Our Guide to London’s Finest Architecture

30
Aug.

London is, without question, one of the most recognisable cities in the world, famous for its incredible architecture, a broad sweep that ranges from the historical to the contemporary. With every district home to buildings from the Victorian, Art Deco, Georgian and Edwardian eras, the designs and compositions on display explore creativity, abstract thinking and symmetry in ways that are exclusive to this exceptional metropolis. 

 

Wherever you live in the city, you’ll inevitably be close to a formidable example of either classic or modern architecture. It’s part of what makes spending time here so memorable, and, with that in mind, this is our guide to some of the capital’s most impressive and indelible landmarks. 

 

The Shard 

An unmistakable part of the London skyline, The Shard is one of the capital’s most beloved destinations and it’s not hard to see why. Designed by Renzo Piano as a spire-like sculpture emerging from the River Thames, this legendary 72-story tower is the UK’s tallest building and the seventh highest in Europe. Piano was previously best known for co-creating the Pompidou Centre in Paris and has a reputation for innovation and originality, something The Shard’s distinct appearance has come to epitomise. With an exterior of 11,000 reflective glass panels, the colours on display here change from moment to moment. A triumph for the ages. 

 

 

Tate Modern 

A definitive example of both old and new, Tate Modern was designed by the legendary architect Sir Giles Gilbert Scott, who also masterminded Battersea Power Station and Waterloo Bridge. Once London’s Bankside Power Station, it stood disused from 1981 to 2000, when it was converted by Swiss architects Herzog and Meuron, who created a contemporary art space whilst maintaining the building’s remarkable historical features.

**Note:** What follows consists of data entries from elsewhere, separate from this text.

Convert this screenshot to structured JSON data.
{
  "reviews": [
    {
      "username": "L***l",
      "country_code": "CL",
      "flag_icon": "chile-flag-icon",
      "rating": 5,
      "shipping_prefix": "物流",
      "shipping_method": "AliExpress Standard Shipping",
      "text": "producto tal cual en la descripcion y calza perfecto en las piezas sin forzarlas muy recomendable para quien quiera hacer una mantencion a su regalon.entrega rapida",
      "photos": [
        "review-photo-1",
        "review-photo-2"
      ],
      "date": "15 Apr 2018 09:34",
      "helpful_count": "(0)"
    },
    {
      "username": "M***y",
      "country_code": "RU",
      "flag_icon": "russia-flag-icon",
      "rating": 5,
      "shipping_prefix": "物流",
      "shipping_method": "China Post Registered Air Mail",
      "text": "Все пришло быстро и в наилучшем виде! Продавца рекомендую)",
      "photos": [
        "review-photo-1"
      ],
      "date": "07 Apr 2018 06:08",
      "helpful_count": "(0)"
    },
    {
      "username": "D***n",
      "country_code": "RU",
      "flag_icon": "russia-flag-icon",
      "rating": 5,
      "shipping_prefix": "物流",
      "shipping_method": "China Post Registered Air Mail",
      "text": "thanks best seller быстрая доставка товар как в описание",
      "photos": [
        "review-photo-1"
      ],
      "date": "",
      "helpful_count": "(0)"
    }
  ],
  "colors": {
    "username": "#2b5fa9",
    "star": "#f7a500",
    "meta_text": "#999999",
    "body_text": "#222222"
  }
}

Since then it’s gone on to become the most visited museum of modern art on the planet, whilst its iconic chimney stands as a counterpoint to St. Paul’s Cathedral’s dome, directly opposite. Simply spectacular. 

 

Tower Bridge    

Constructed during the Victorian era, Tower Bridge provided London’s residents with faster access to the city amidst a rapidly growing population. Designed to open to allow ships to sail the Thames, it was built by around 430 construction workers between 1886 and 1884. And despite 40,000 crossing the bridge daily, priority is still given to ships, meaning that when one arrives everyone has to wait! Meanwhile, two glass walkways were added in 2014. Forty-two metres above the water, the views across the city are truly without equal. A monument to all that’s best about the city.       

 

Shakespeare's Globe 

The Globe Theatre was built in 1599 on the banks of the Thames by Shakespeare’s playing company The Lord Chamberlain's Men. Designed in the style of the Colosseum in Rome, it’s a hugely impressive open-air theatre that heavily influenced future Elizabeathen theatres, otherwise known as amphitheatres. Shakespeare was a part-owner of the building, paying a full £10 for his share. Constructed entirely of English oak, this authentic 16th-century edifice remains one of the capital’s most iconic destinations. Needless to say, seeing one of Shakespeare’s plays performed here is a unique experience, destined to linger long in the memory.     

 

 

Battersea Power Station 

A Grade II listed building, Battersea Power Station is one of the city’s best-known industrial images, originally created in the 1930s by the world-famous architect Sir Giles Gilbert Scott. Decommissioned in 1983, it’s since been reopened, an incredible restoration project that includes a series of brand new apartments, a shopping centre, a cinema and a food hall. Most importantly, the exterior has been perfectly preserved, whilst the original control rooms have been fully restored. Visitors can even take a one-of-a-kind glass elevator to the top of the northwest chimney, all part of an immersive experience celebrating this historic London location.          

 

Greenwich Royal Observatory 

The Royal Observatory - home to Greenwich Meantime -  is a stunning achievement, part of the National Maritime Museum. Commissioned in 1675 by King Charles II, the observatory was designed by Sir Christopher Wren on the site of a medieval watchtower. The home of British astronomy, it was from here that the great scientists of the day mapped the stars in order to navigate the seven seas. Located within glorious Greenwich Park, a visit to the observatory is a must for anyone visiting or living in London. It’s here that the very concept of global time was established, making this slice of living history a one-of-a-kind experience that comes highly recommended.